The young Barbara Daly, an ambitious, social-climbing model with hopes of becoming an actress, manages to snare the highly eligible Brooks Baekeland, and yet try as she might to fit seamlessly into his world of wealth, class, and privilege, she sticks out like a sore thumb -- he’s “royalty” of a sort, she’s just a pretender to the throne. Brooks is considered an intellectual, and yet with all his brains and literary pretensions, he remains first and foremost a dilettante, who rests on the past glory, hard work, and fortunes of his grandfather Leo. Barbara has artistic pretensions -- she likes to paint. But like Brooks, her talents remain just that -- pretensions. The lives of Brooks and Barbara are one long whirl of cocktail parties, mingling with café society, globetrotting, etc. And into this pleasure-seeking, chaotic, and ultimately aimless existence they bring a baby boy, Antony (as a child, Barney Clark).  Poor kid.

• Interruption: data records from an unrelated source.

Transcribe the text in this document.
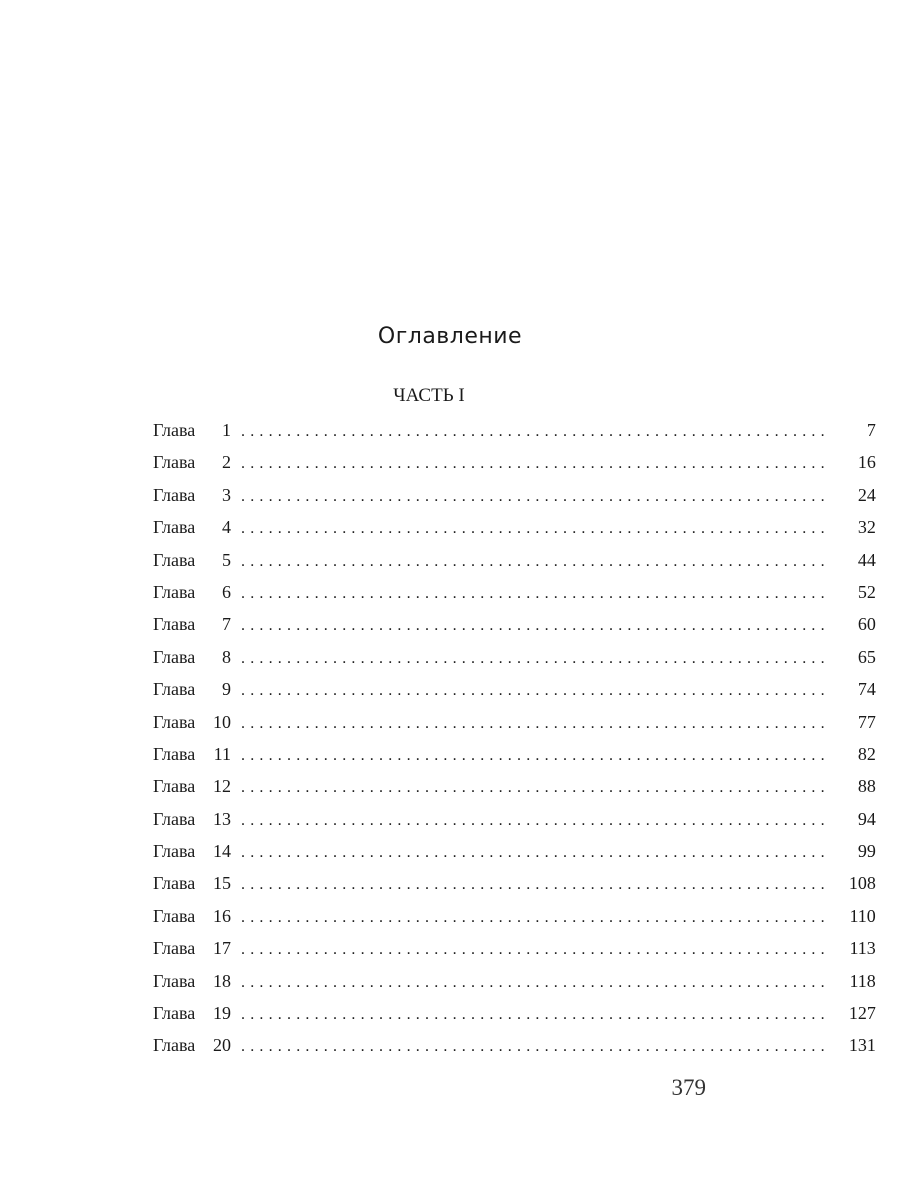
Оглавление
ЧАСТЬ I
Глава	1 ................................................................	7
Глава	2 ................................................................	16
Глава	3 ................................................................	24
Глава	4 ................................................................	32
Глава	5 ................................................................	44
Глава	6 ................................................................	52
Глава	7 ................................................................	60
Глава	8 ................................................................	65
Глава	9 ................................................................	74
Глава 10 ................................................................	77
Глава	11 ................................................................	82
Глава 12 ................................................................	88
Глава 13 ................................................................	94
Глава 14 ................................................................	99
Глава 15 ................................................................	108
Глава 16 ................................................................	110
Глава 17 ................................................................	113
Глава 18 ................................................................	118
Глава 19 ................................................................	127
Глава 20 ................................................................	131
379
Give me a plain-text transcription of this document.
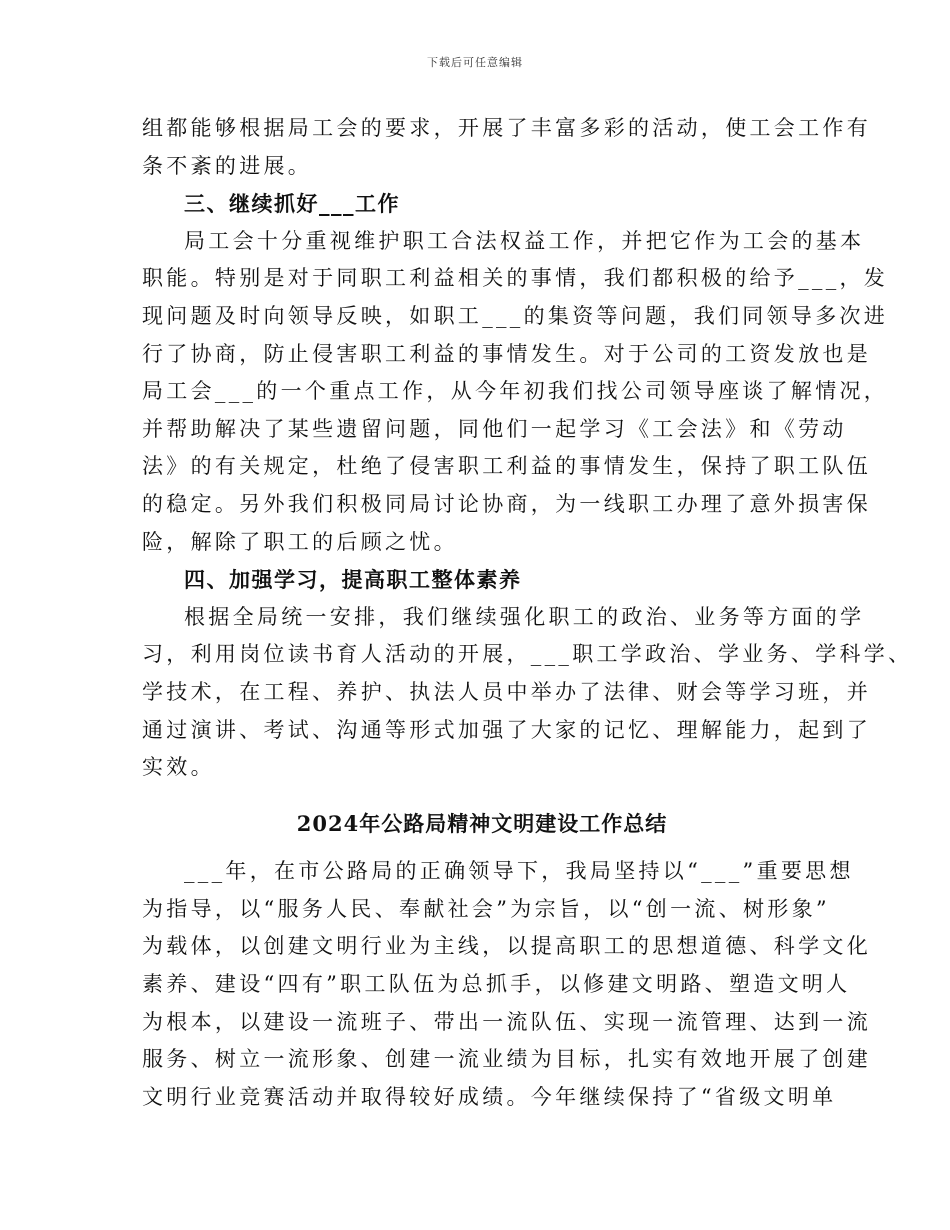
下载后可任意编辑
组都能够根据局工会的要求，开展了丰富多彩的活动，使工会工作有
条不紊的进展。
三、继续抓好___工作
局工会十分重视维护职工合法权益工作，并把它作为工会的基本
职能。特别是对于同职工利益相关的事情，我们都积极的给予___，发
现问题及时向领导反映，如职工___的集资等问题，我们同领导多次进
行了协商，防止侵害职工利益的事情发生。对于公司的工资发放也是
局工会___的一个重点工作，从今年初我们找公司领导座谈了解情况，
并帮助解决了某些遗留问题，同他们一起学习《工会法》和《劳动
法》的有关规定，杜绝了侵害职工利益的事情发生，保持了职工队伍
的稳定。另外我们积极同局讨论协商，为一线职工办理了意外损害保
险，解除了职工的后顾之忧。
四、加强学习，提高职工整体素养
根据全局统一安排，我们继续强化职工的政治、业务等方面的学
习，利用岗位读书育人活动的开展，___职工学政治、学业务、学科学、
学技术，在工程、养护、执法人员中举办了法律、财会等学习班，并
通过演讲、考试、沟通等形式加强了大家的记忆、理解能力，起到了
实效。
2024年公路局精神文明建设工作总结
___年，在市公路局的正确领导下，我局坚持以“___”重要思想
为指导，以“服务人民、奉献社会”为宗旨，以“创一流、树形象”
为载体，以创建文明行业为主线，以提高职工的思想道德、科学文化
素养、建设“四有”职工队伍为总抓手，以修建文明路、塑造文明人
为根本，以建设一流班子、带出一流队伍、实现一流管理、达到一流
服务、树立一流形象、创建一流业绩为目标，扎实有效地开展了创建
文明行业竞赛活动并取得较好成绩。今年继续保持了“省级文明单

As the years go by, the Baekelands globetrot over Europe. Cracks in the marriage become fissures. Confused and lonely Antony (now a young man played by Eddie Redmayne) whose sexual preferences are now clear, drifts on the periphery of his parents lives and consorts with some undesirable locals, such as Black Jake (Unax Ugalde). Although mother and son have always had an intense bond, the brittle and unstable Barbara clings even harder to Antony now as she watches Brooks slip away.

Eventually Brooks dumps Barbara for Antony’s only girlfriend and abandons Antony altogether.  Much of the details of this dysfunctional family, and even more dysfunctional relationship between mother and son, don’t find their way from the book into the movie. Kalin takes an almost chilly and remote stance in his approach to filming the Baekeland’s story. What he does depict in the film prior to the 1972 scenes, some subtle, some not so subtle, hint at disturbing mother/son dynamics, which become all to clear by the end. What should ideally be a relationship of mutual interdependence devolves into a psycho-physio symbiotic nightmare. While we the audience might feel shock at the characters’ behaviors, we don’t experience it as the visceral punch to the gut we should, mainly because Kalin has distanced us from the characters.

All three lead actors deliver strong, almost-too-believable performances, particularly Julianne Moore and Eddie Redmayne.  Moore has a talent for capturing the qualities of brittleness, bitterness, instability, and vulnerability -- not an easy feat. I wanted to comfort her and then strangle her. Redmayne, though playing a character who commits a heinous crime, manages to evoke our sympathy for Antony, as we watch him slip away from reality and see the light in his eyes grow dimmer.

With Savage Grace, Kalin delivers a powerful and disturbing film. It reminds us the grass isn’t always greener on the other side of the economic hill. However, including additional background details from the book might have given the story more power and punch. Either way, though, one thing is abundantly clear -- mother love may be a beautiful thing, but smother love can’t be healthy for anyone.